The Daily News is a newspaper covering Longview, Kelso, Washington, and Cowlitz County, Washington in the United States. Apart from a brief period in the 1990s when, prior to ceasing publication, the Cowlitz County Advocate was published in Longview, the Daily News has been Longview's only newspaper since its inception.

== History ==
Ralph Tennal published the first issue of The Longview News on Jan. 27, 1923. The paper was financed by Robert A. Long, a lumber magnate who was president of Long-Bell Lumber Company and founded the city of Longview. Tennal quit after a few months and Long hired John Morgan McClelland Sr. to replace him as the paper's editor. On April 2, 1923, The Longview News began publishing daily and was renamed to The Longview Daily News, and then The Daily News. McClelland partnered with Long to create the Longview Publishing Company and purchase the newspaper from the Long-Bell Lumber Company in 1925.

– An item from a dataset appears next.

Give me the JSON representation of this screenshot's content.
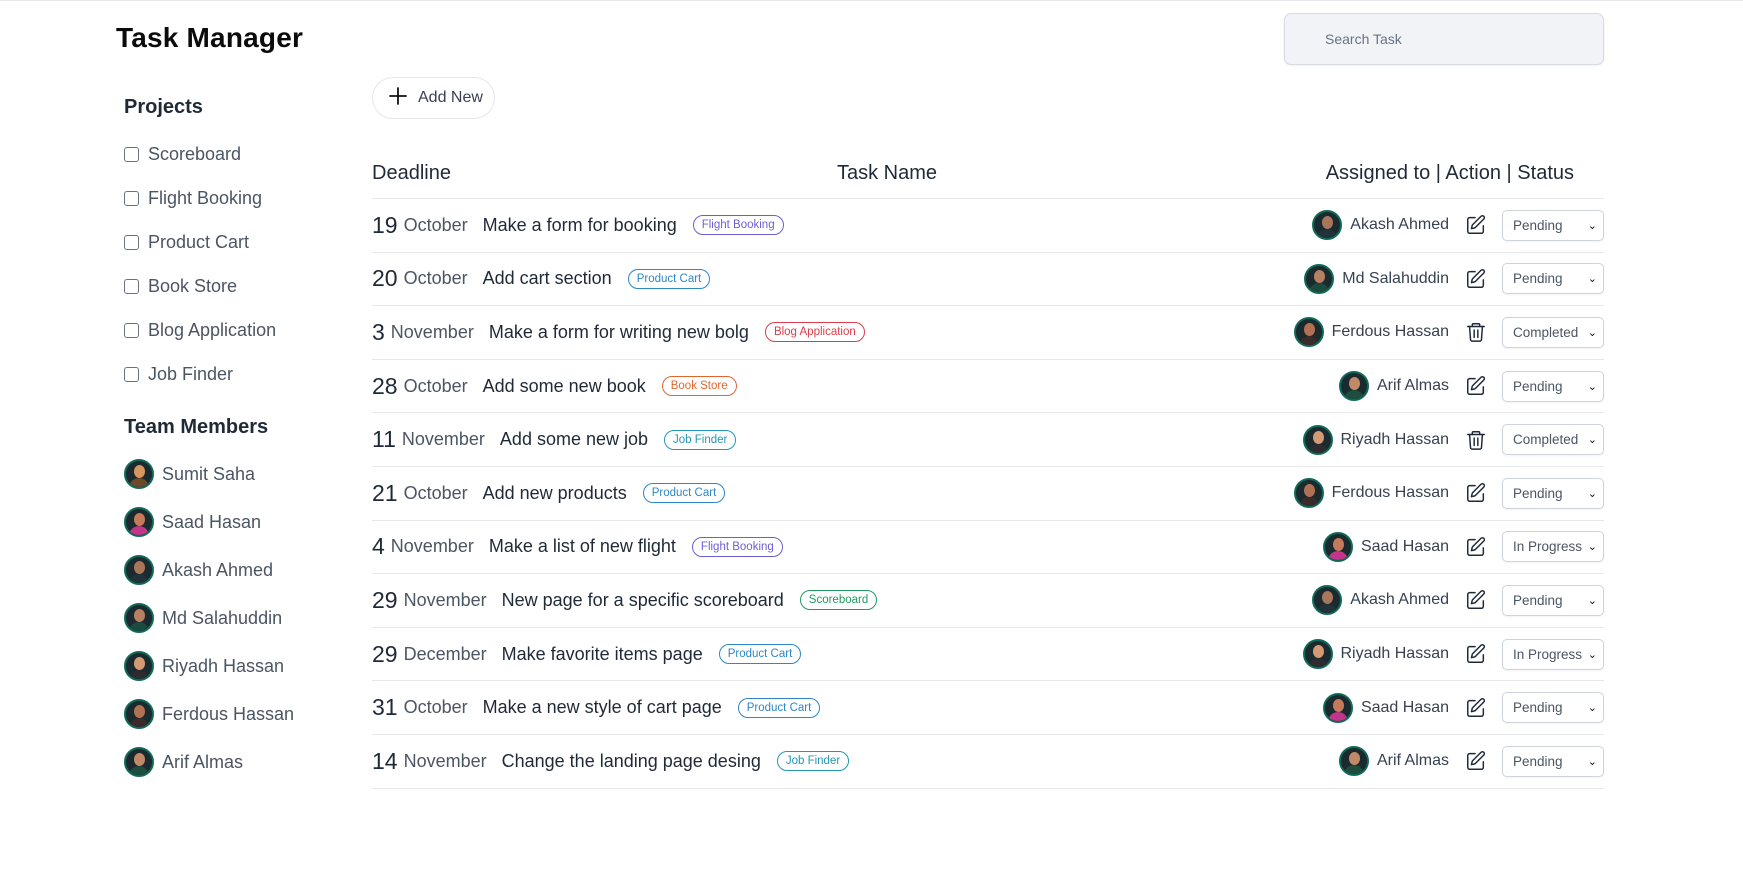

McClelland Sr. retired in 1955 and turned over operations to his son John McClelland Jr. Ted Natt and John Natt, grandsons of McClelland Sr., sold the newspaper to Howard Publications in 1999, ending 76 years of McClelland-Natt family ownership. Lee Enterprises acquired the newspaper in 2002.

Starting June 27, 2023, the print edition of the newspaper will be reduced to three days a week: Tuesday, Thursday and Saturday. Also, the newspaper will transition from being delivered by a traditional newspaper delivery carrier to mail delivery by the U.S. Postal Service.

==Pulitzer Prize==
The Daily News covered the eruption of Mount St. Helens in 1980, and won the 1981 Pulitzer Prize for Local, General, or Spot Reporting, as well as the 1981 national Sigma Delta Chi Award. Following the death of the paper's publisher in a helicopter crash, the Associated Press established the regional Ted Natt Award for First Amendment journalism in 1999.